In circle E, angle G is defined as a circumscribed angle that intercepts the major arc FD, which measures 280 degrees. This situation presents an interesting geometrical concept where the position of angle G relative to the circle and the arc significantly influences its measurement.
A circumscribed angle is one that is formed outside the circle by two lines that extend from points on the circle.
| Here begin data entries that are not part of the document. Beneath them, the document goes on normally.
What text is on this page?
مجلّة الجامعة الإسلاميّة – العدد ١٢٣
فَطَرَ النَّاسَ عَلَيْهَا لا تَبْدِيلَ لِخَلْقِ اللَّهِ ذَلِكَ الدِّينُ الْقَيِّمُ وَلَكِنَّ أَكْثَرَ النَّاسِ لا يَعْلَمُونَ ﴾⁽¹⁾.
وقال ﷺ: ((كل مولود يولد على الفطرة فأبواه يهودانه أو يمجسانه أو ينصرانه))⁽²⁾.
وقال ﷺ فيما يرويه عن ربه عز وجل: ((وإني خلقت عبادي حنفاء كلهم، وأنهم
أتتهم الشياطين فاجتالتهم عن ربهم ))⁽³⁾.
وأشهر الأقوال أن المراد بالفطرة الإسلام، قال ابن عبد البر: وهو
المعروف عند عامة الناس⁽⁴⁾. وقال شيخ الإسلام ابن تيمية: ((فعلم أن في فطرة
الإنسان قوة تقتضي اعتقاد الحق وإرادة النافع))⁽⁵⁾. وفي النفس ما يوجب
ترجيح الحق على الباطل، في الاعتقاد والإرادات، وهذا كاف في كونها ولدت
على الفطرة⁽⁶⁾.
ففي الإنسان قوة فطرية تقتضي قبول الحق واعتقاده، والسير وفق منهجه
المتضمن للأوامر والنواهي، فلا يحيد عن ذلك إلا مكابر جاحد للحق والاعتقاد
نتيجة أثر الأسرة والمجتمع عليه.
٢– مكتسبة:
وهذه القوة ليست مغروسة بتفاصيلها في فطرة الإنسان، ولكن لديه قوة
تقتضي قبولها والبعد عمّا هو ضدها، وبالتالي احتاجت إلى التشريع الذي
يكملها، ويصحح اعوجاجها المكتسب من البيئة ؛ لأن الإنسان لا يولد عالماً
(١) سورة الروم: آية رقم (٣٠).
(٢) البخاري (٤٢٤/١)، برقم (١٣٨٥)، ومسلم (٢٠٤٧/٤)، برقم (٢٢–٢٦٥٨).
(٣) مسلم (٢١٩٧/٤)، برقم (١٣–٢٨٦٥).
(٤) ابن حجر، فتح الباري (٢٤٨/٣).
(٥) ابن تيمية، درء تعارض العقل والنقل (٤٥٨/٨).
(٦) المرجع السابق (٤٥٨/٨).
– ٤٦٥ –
In this case, angle G is created by the lines connecting points F and D, which lie on the circumference of circle E. When we talk about the measure of the arc, it’s important to note that a full circle measures 360 degrees. Therefore, the remaining minor arc, which does not include the points F and D but rather the shorter path around the circle, measures:
360 degrees – 280 degrees = 80 degrees
According to the properties of circumscribed angles, the measure of angle G is half the difference of the measures of the intercepted arcs. Since angle G intercepts major arc FD, the relationship can be expressed as:
Measure of angle G = 1/2 (measure of arc FD – measure of minor arc)
Plugging in our values, we calculate:
Measure of angle G = 1/2 (280 degrees – 80 degrees) = 1/2 (200 degrees) = 100 degrees
Thus, the measure of angle G is 100 degrees, showcasing how a circumscribed angle relates intricately to both the major arc intercepted and the geometric properties of the circle itself. This relationship is fundamental in understanding how angles and arcs function together within circle geometry.